Another good candidate for a next step is Leonard’s 1988 novel, Freaky Deaky, which finds Leonard in subtly political territory as he contrasts the realities on the ground in ’80s Detroit with the hopes and dreams his characters had during the ’60s. It’s more in line with the grittier, more traditional crime novels Leonard wrote in the ’80s, but has a well-drawn cast of characters and neatly incorporates stories of how dreams fade. It’s one of his unexpectedly poignant works, but also a pretty terrific crime thriller with explosions aplenty.
After that, the sky’s the limit. “Fire In The Hole,” which appeared in the 2002 anthology When The Women Come Out To Dance (and available online), features one of Leonard’s most intriguing good guys, Raylan Givens, the inspiration for FX’s Justified. Other possibilities for follow-ups could include 1969’s The Big Bounce, 1974’s 52 Pick-Up, or 1989’s Killshot.

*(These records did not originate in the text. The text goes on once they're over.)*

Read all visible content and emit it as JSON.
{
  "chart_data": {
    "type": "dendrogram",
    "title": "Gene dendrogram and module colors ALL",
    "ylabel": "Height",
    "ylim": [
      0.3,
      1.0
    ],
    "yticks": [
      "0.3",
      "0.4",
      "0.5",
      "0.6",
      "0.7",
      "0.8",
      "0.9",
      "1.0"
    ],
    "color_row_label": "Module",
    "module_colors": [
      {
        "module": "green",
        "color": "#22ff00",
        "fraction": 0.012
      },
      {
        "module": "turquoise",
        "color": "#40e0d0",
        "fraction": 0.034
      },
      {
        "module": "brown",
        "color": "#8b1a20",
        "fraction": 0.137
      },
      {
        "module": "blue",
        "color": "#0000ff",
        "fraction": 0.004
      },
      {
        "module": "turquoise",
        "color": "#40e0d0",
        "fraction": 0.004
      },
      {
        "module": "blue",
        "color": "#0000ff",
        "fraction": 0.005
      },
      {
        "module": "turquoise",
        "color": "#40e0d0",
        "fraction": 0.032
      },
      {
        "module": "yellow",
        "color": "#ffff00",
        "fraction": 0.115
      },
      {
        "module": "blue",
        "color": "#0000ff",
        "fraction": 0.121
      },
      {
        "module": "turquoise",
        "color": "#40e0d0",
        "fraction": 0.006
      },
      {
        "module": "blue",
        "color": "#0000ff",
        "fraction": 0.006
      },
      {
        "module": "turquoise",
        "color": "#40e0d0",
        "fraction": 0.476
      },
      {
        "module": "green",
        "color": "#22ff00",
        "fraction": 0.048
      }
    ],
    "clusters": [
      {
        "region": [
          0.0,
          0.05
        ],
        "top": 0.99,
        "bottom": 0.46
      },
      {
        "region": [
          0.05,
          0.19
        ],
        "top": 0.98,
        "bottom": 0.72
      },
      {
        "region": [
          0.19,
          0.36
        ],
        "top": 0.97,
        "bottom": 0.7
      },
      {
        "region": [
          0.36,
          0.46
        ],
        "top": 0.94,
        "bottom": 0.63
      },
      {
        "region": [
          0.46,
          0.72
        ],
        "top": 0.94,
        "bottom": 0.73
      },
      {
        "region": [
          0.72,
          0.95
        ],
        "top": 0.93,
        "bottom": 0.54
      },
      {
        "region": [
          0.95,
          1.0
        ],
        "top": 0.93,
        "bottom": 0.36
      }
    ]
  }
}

Where not to start: Leonard’s most recent novels have their moments, but are often bloated and missing pleasures of his classic works. In particular, 2010’s Djibouti isn’t bad, but certainly won’t give new readers the best sense of Leonard’s accomplishments. On the flipside of that coin, 1983’s fantastic LaBrava, which won the Edgar Award, has a twisty plot and convoluted back-story that may be too dense for newcomers.